Time, that for a moment seemed to stay still, now was passing by faster than ever. And it took every last straw of sanity I had not to have an emotional breakdown per minute. There was rehearsals and panic attacks, so many calls with Tony and what felt like a million cups of tea, until the day came. I woke up and I was washed off by this feeling never before felt. I looked in the mirror trying to figure out what was wrong and for the first time in my life, there was nothing. I felt ready, like Micheal Jordan must’ve felt when he scored his winning shot. And I too won the MVP. With the best compliments of my life and a sense of pride never before felt, I graduated with excellency, distinction and a nomination for publication. And not that I’ve ever doubted that I was meant for honorable great things, but this felt greater than anything I’ve ever dreamed of accomplishing.

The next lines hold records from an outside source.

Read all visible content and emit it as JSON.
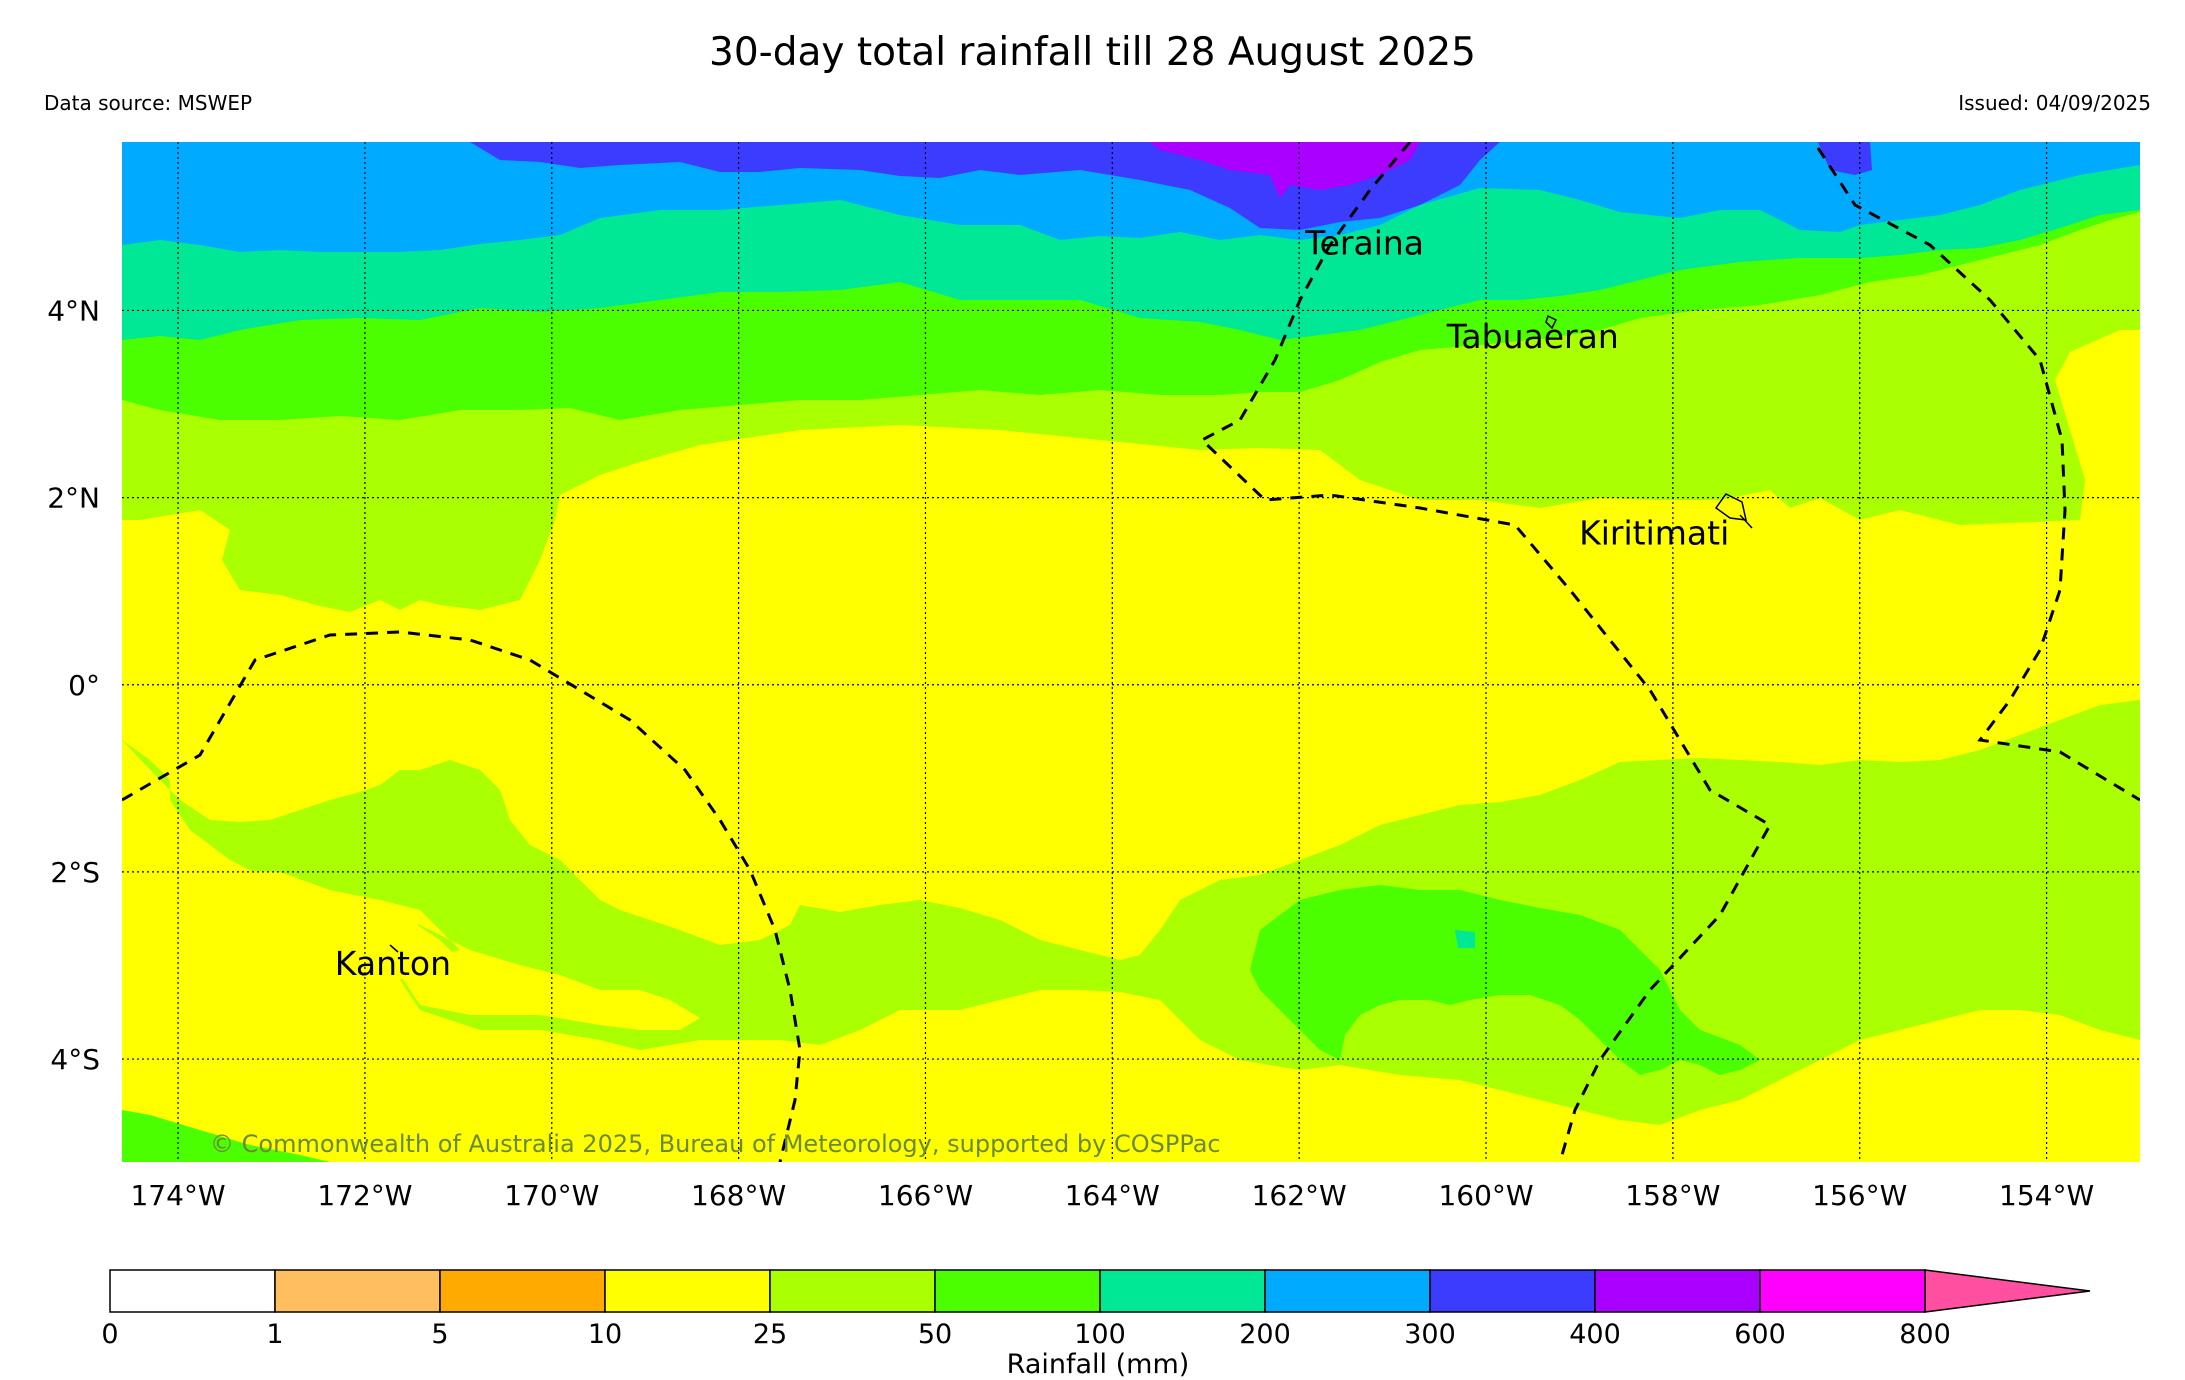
{
  "header": {
    "title": "30-day total rainfall till 28 August 2025",
    "source": "Data source: MSWEP",
    "issued": "Issued: 04/09/2025"
  },
  "map": {
    "lon_range": [
      -174.6,
      -153.0
    ],
    "lat_range": [
      -5.1,
      5.8
    ],
    "lon_ticks": [
      {
        "value": -174,
        "label": "174°W"
      },
      {
        "value": -172,
        "label": "172°W"
      },
      {
        "value": -170,
        "label": "170°W"
      },
      {
        "value": -168,
        "label": "168°W"
      },
      {
        "value": -166,
        "label": "166°W"
      },
      {
        "value": -164,
        "label": "164°W"
      },
      {
        "value": -162,
        "label": "162°W"
      },
      {
        "value": -160,
        "label": "160°W"
      },
      {
        "value": -158,
        "label": "158°W"
      },
      {
        "value": -156,
        "label": "156°W"
      },
      {
        "value": -154,
        "label": "154°W"
      }
    ],
    "lat_ticks": [
      {
        "value": 4,
        "label": "4°N"
      },
      {
        "value": 2,
        "label": "2°N"
      },
      {
        "value": 0,
        "label": "0°"
      },
      {
        "value": -2,
        "label": "2°S"
      },
      {
        "value": -4,
        "label": "4°S"
      }
    ],
    "places": [
      {
        "name": "Teraina",
        "lon": -161.3,
        "lat": 4.6
      },
      {
        "name": "Tabuaeran",
        "lon": -159.5,
        "lat": 3.6
      },
      {
        "name": "Kiritimati",
        "lon": -158.2,
        "lat": 1.5
      },
      {
        "name": "Kanton",
        "lon": -171.7,
        "lat": -3.1
      }
    ],
    "copyright": "© Commonwealth of Australia 2025, Bureau of Meteorology, supported by COSPPac"
  },
  "legend": {
    "title": "Rainfall (mm)",
    "bounds": [
      "0",
      "1",
      "5",
      "10",
      "25",
      "50",
      "100",
      "200",
      "300",
      "400",
      "600",
      "800"
    ],
    "colors": [
      "#ffffff",
      "#ffbf5f",
      "#ffaa00",
      "#ffff00",
      "#aaff00",
      "#4bff00",
      "#00e796",
      "#00aaff",
      "#3c3cff",
      "#aa00ff",
      "#ff00ff"
    ],
    "extend_color": "#ff4fa0"
  }
}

The days came and went after this big event that I felt like it was what every second of this endless year led up to. It felt joyful and amazing, as much as the year did not go as anticipated, it was the happy ending I needed. We are still far away from seeing some sort of perspective on things getting back to what they were, that is if they ever go back. I have a hard time believing this will ever go back to normal, this year will be for a very long that something we carry as an open wound, one that we all share, but I hope that in the future, as visible as the scar will be, that it will be just that, a scar that doesn’t hurt anymore, not even when we put pressure on it.
It’s the last day of the year, a year so bad that they stopped saying it was rough times and instead are saying “COVID times”. And hours before this ends, I just want to let you know that it doesn’t matter if you are hopeful about 2021 or if you just think tomorrow will be another day, another among the many we had that didn’t feel or mean anything, remember the grey area? Yeah, this year surely felt grey. This year proved us that things are unpredictable and can be damn close to unbearable, surviving is hard when living is not really an option, and with not much to wish for the new year, all I have to say is that I hope it’s not as bad as this was. I don’t have that much faith, I definitely don’t have any resolutions, goals or expectations, I have wishes, and I wish for this next year to be better, not a whole lot of better as I am still very realistic about this whole thing, but better in any way, shape or form the universe wants to great us with. But for now, I will just wait until midnight, hold myself and wait for a better tomorrow to come, as we know by now, they always do come.
Until next year beloved readers, I know I wasn’t the most consistent with you guys this year but I know you understand. And I thank you, so much, for that. I am thinking of all of you around this time and as hard as it is to be alone, stuck at home today, I am here to tell you that we got this, we’ve been through worse before. It’s the last day of the year, a year that I think we all longed for the end, and I hope you guys are ready for whatever beginning we shall have. Stay safe, home and out of trouble, but if you don’t, well, you know what to do.